24 Jahre iMac: Wie der All-in-One-Mac die Branche revolutionierte

| 20:33 Uhr | 0 Kommentare

Vor 24 Jahren präsentierte Steve Jobs einen Apple-Computer, der alle Mitbewerber in den Schatten stellen sollte. Der iMac war das erste Apple-Produkt mit dem berühmten „i“-Präfix und auch das erste große Projekt von Steve Jobs nach dessen Rückkehr zu Apple im Jahr 1996. Dabei war der iMac nicht nur der innovativste Computer seiner Zeit, er führte Apple auch aus einer schweren Krise.

Der iMac wird 24

„This is iMac“. Mit diesen Worten stellte Apple-CEO Steve Jobs am 6. Mai 1998 den iMac vor, der schließlich am 15. August 1998 offiziell in den Handel kam. Jobs war damals vor acht Monaten wieder an die Spitze von Apple zurückgekehrt, nachdem er etwa zwölf Jahre zuvor aus dem Unternehmen verdrängt worden war. Die Rückkehr sollte mit einem großen Ereignis gefeiert werden, was der iMac zweifelsohne war.

Im Flint Center, dem gleichen Theater, in dem Jobs 1984 den ersten Macintosh enthüllte, brach eine große Menschenmenge mit Applaus aus, als sie den iMac zu Gesicht bekamen. Die Begeisterung konzentrierte sich auf die Tatsache, dass der iMac nicht wie andere Desktop-PCs der damaligen Zeit aussah. Das war kein typischer kastenförmiger Monitor und Tower in mattem Beige. Dies war ein All-in-One-Computer mit geschwungenem, transparentem Kunststoff, zuerst im Farbton „Bondi Blue“, später in verschiedenen anderen Farben des Regenbogens.
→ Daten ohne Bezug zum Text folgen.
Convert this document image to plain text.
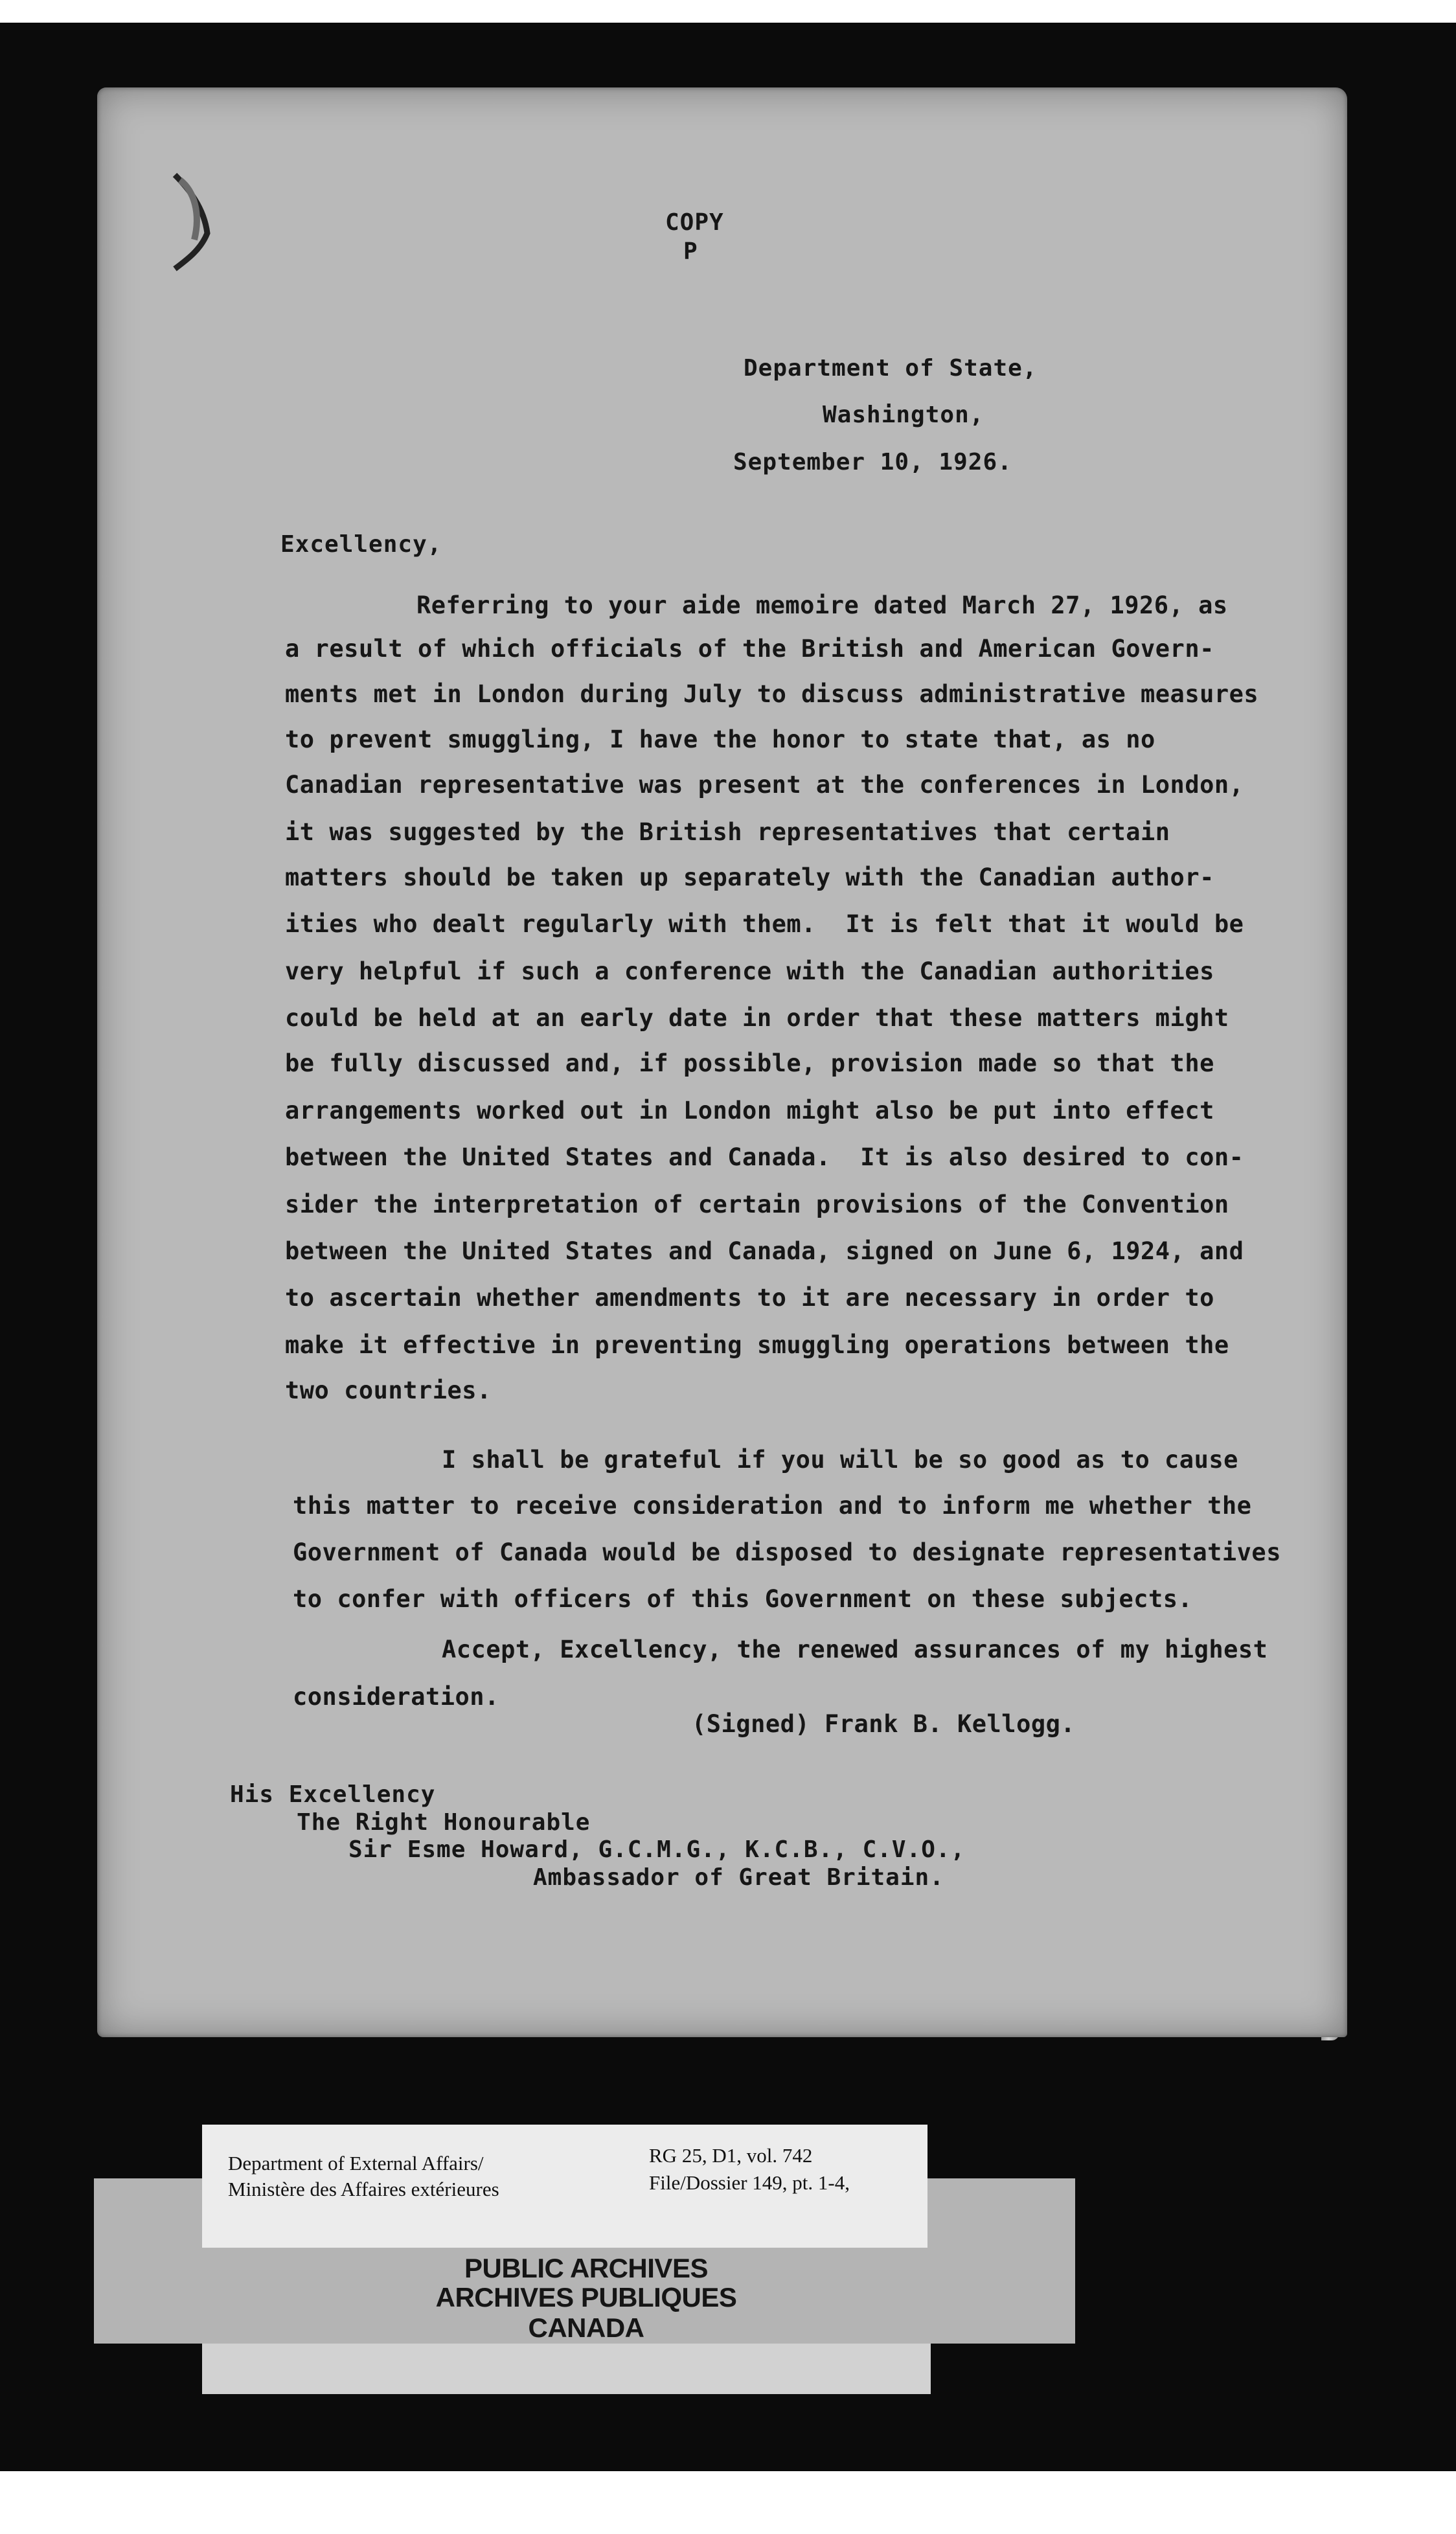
COPY
P
Department of State,
Washington,
September 10, 1926.
Excellency,
Referring to your aide memoire dated March 27, 1926, as
a result of which officials of the British and American Govern-
ments met in London during July to discuss administrative measures
to prevent smuggling, I have the honor to state that, as no
Canadian representative was present at the conferences in London,
it was suggested by the British representatives that certain
matters should be taken up separately with the Canadian author-
ities who dealt regularly with them.  It is felt that it would be
very helpful if such a conference with the Canadian authorities
could be held at an early date in order that these matters might
be fully discussed and, if possible, provision made so that the
arrangements worked out in London might also be put into effect
between the United States and Canada.  It is also desired to con-
sider the interpretation of certain provisions of the Convention
between the United States and Canada, signed on June 6, 1924, and
to ascertain whether amendments to it are necessary in order to
make it effective in preventing smuggling operations between the
two countries.
I shall be grateful if you will be so good as to cause
this matter to receive consideration and to inform me whether the
Government of Canada would be disposed to designate representatives
to confer with officers of this Government on these subjects.
Accept, Excellency, the renewed assurances of my highest
consideration.
(Signed) Frank B. Kellogg.
His Excellency
The Right Honourable
Sir Esme Howard, G.C.M.G., K.C.B., C.V.O.,
Ambassador of Great Britain.
Department of External Affairs/
Ministère des Affaires extérieures
RG 25, D1, vol. 742
File/Dossier 149, pt. 1-4,
PUBLIC ARCHIVES
ARCHIVES PUBLIQUES
CANADA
Jobs war auf der Bühne so charismatisch wie immer und sagte:

„Das ist der iMac. Er ist durchsichtig. Du kannst da hineinschauen. Es ist so cool. Wir haben Stereo-Lautsprecher auf der Vorderseite. Wir haben hier oben Infrarot. Wir haben das CD-ROM-Laufwerk genau in der Mitte. Wir haben Dual-Stereo-Kopfhörerbuchsen. Wir haben hier die coolste Maus auf dem Planeten. Alle Anschlüsse befinden sich hier, hinter einer schönen kleinen Tür – hier gibt es Ethernet und die USB-Sachen. Auf der Rückseite haben wir einen wirklich guten Griff. Die Rückseite sieht übrigens besser aus, als die Vorderseite der anderen Jungs.“

Das „i“ stand für Internet

Beim iMac ging es darum, jeden Nutzer mit dem Internet zu verbinden. Tatsächlich stand der Buchstabe „i“ für Internet, so Ken Segall, der Creative Director, der sich den Namen für den Computer ausgedacht hat. Der Buchstabe stand auch für individuell, instruieren, informieren und inspirieren – das hatte Apple auf der Präsentation verkündet.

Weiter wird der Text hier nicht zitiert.